In this issue of Blood, Scarfò et al describe a new target for chimeric antigen receptor (CAR) T cells, CD37, that reveals how the field of immunotherapy is adapting after the landmark success of CD19 CAR T cells.1
The US Food and Drug Administration approval of both tisagenlecleucel for pediatric leukemia and axicabtagene ciloleucel for adult lymphoma was based on the stunning efficacy of targeting CD19-positive malignancies.2,3 I remember quite clearly the first 2 pediatric patients at the Children’s Hospital of Philadelphia who were treated with tisagenlecleucel. The first patient experienced grade 4 cytokine release syndrome, received the first ever dose of tocilizumab for this event, and entered a deep remission that lasts to this day. The second patient also had a complete response but sadly became the first case of CD19-negative or escape-variant relapse only 2 months after infusion and later died of her leukemia.4 The second patient illustrates a key problem in the field, how to treat or prevent relapse as a result of single antigen loss, which is addressed by the Scarfò et al article.
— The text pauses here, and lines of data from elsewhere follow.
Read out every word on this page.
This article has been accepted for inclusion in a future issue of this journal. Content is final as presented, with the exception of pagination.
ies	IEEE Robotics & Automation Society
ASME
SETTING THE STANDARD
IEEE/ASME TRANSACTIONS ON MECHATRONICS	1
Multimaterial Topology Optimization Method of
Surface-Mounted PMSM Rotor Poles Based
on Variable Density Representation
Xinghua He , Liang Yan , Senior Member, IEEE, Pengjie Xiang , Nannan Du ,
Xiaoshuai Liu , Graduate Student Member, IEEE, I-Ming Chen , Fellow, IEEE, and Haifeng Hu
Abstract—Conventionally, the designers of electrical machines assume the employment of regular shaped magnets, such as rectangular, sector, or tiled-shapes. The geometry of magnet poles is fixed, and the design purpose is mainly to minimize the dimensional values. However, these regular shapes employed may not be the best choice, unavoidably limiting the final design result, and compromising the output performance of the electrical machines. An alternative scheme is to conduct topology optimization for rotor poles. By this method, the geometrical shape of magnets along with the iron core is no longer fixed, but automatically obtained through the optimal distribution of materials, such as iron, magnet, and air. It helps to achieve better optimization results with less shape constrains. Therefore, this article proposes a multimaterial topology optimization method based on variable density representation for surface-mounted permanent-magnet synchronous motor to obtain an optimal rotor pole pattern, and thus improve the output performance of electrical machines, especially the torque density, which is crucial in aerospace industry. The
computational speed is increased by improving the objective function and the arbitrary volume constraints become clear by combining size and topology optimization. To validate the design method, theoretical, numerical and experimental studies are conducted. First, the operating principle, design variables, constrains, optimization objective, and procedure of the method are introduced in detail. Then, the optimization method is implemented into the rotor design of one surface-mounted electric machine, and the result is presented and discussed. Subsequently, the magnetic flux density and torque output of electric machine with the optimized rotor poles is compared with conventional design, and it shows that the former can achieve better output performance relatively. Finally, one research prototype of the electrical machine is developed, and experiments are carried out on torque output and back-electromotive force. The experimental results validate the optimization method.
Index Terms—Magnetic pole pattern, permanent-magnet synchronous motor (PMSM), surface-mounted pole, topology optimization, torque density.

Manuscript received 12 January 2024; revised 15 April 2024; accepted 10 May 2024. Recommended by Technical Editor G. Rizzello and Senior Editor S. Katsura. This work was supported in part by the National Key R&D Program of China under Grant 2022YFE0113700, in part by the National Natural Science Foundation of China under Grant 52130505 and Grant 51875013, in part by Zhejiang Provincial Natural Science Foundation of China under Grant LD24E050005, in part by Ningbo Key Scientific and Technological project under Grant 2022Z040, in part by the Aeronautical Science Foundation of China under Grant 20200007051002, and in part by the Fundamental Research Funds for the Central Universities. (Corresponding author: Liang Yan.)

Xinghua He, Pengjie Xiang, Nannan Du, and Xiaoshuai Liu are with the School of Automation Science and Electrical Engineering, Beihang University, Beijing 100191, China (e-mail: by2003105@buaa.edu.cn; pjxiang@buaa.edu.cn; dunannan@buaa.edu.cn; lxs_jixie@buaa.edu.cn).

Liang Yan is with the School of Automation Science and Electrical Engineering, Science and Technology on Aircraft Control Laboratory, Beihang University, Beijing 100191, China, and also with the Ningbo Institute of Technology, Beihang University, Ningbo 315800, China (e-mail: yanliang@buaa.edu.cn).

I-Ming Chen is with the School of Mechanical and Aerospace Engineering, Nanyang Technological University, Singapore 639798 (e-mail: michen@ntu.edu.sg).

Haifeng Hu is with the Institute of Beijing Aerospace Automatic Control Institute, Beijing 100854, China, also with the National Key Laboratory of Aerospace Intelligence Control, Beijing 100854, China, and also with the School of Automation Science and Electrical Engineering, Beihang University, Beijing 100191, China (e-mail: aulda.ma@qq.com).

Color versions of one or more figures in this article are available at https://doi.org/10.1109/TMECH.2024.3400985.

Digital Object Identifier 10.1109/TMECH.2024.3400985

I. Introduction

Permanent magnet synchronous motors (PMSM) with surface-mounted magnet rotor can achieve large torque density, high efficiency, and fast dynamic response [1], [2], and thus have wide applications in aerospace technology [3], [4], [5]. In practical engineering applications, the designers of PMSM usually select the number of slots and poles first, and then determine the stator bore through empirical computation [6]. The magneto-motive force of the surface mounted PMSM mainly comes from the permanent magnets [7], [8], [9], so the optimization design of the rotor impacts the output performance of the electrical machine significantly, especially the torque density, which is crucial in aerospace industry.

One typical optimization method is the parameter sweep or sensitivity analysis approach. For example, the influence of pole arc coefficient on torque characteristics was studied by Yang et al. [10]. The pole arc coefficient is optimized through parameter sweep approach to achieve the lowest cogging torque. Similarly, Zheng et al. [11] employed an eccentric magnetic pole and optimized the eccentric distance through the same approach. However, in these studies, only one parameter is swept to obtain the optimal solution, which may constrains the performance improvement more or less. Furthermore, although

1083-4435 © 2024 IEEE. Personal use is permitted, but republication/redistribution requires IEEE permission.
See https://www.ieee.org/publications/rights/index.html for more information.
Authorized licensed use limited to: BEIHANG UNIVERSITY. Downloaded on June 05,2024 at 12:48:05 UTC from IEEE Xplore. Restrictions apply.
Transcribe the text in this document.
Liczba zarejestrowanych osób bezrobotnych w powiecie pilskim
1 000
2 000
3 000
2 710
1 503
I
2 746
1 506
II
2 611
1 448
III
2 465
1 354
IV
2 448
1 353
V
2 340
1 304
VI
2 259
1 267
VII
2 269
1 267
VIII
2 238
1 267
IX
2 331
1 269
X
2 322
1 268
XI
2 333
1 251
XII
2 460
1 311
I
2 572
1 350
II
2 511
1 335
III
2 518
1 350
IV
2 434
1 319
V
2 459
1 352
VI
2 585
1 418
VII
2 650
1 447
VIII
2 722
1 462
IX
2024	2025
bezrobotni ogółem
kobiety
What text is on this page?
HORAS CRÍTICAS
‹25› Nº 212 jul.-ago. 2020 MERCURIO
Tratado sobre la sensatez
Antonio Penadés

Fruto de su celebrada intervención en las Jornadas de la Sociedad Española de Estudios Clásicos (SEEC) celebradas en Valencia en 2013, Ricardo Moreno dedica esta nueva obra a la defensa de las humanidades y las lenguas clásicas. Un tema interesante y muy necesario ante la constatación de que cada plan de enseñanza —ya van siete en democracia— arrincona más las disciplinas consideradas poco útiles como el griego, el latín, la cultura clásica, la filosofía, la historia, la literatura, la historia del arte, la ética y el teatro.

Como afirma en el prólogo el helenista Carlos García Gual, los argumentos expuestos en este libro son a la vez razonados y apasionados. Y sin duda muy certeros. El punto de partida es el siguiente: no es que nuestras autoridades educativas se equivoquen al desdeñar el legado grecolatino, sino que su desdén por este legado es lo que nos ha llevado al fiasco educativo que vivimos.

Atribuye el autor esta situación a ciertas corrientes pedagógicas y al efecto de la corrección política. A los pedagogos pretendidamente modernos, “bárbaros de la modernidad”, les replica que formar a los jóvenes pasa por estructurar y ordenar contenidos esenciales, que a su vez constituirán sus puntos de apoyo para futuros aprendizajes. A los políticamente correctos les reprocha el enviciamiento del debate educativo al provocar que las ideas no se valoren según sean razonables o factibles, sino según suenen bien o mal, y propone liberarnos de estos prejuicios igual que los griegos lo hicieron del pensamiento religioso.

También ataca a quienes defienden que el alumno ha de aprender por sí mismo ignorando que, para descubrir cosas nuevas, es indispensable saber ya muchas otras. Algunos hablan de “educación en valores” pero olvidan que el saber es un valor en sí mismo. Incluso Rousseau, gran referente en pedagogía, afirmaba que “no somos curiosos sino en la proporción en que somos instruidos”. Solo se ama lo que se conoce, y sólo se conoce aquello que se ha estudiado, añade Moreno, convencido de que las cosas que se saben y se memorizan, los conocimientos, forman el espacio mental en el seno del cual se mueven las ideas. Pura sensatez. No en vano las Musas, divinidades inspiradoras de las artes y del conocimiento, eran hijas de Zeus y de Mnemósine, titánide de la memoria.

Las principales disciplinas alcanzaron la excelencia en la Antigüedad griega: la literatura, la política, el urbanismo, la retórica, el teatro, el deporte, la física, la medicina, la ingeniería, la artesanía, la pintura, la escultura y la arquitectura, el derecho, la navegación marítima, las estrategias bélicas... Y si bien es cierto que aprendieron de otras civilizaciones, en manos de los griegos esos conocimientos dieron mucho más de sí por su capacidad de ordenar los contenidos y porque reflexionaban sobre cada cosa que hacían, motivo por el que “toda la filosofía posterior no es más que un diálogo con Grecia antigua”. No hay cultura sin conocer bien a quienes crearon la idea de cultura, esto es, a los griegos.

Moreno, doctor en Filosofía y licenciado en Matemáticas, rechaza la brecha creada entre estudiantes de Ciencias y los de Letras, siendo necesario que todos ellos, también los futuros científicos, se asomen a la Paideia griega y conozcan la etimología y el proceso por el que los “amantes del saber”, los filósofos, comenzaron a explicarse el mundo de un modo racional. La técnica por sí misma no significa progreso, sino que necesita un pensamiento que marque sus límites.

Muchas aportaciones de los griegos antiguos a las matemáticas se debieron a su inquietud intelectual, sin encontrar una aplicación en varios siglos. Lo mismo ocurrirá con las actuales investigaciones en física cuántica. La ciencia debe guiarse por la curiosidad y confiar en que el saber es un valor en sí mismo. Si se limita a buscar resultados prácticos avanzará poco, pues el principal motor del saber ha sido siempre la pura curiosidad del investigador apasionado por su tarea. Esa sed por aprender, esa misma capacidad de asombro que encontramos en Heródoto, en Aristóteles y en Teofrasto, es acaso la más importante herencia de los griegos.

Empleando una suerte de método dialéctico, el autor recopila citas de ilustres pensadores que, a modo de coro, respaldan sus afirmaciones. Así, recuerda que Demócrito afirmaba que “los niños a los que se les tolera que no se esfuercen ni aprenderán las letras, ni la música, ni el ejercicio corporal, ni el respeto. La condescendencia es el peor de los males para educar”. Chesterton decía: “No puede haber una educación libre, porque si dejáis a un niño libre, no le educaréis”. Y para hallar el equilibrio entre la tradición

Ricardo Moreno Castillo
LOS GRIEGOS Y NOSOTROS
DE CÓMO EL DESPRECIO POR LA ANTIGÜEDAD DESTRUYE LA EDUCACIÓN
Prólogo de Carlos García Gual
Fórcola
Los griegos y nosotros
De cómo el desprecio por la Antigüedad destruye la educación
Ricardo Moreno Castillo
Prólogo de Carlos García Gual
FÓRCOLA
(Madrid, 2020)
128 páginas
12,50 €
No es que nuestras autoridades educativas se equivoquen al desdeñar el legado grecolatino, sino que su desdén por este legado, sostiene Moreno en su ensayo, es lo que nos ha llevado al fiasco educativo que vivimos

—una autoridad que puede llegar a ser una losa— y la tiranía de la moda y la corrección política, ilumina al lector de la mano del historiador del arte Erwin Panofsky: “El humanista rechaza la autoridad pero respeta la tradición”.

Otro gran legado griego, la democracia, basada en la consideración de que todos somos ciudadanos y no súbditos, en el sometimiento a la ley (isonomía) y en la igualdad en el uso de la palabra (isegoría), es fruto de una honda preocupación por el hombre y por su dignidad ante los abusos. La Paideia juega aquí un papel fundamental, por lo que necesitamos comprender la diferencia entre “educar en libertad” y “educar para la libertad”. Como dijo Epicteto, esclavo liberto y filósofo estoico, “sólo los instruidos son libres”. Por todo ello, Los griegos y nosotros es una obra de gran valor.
Antigen-loss variants make up a substantial portion of the relapses seen with CD19 CAR therapies.5,6 Landmark work with CAR T cells targeting CD22 was the first to target these relapses, but low antigen density and the evolution of cancer to resist immune therapies have resulted in lower initial response rates than that seen with CD19 CARs, and antigen escape remains a problem.7 Scarfò et al describe CD37, a surface antigen on some B-cell and T-cell malignancies, as a potential CAR target that can be used in combination with CD19 in the setting of first-line therapy or as a treatment for CD19 antigen escape variants. In the field of immunotherapy, the approach to validating a new CAR target is fairly standardized: (1) validate expression on the relevant malignancy, (2) construct a CAR with your favored costimulatory domain, (3) test for killing and cytokine release in vitro, and (4) test in a mouse model. Scarfò et al hit all these benchmarks, and their approach and controls are of high quality. What sets their article apart is an additional and highly impactful observation about their target as well as the combination of their CAR with a CD19 CAR to make a 2-antigen targeting version.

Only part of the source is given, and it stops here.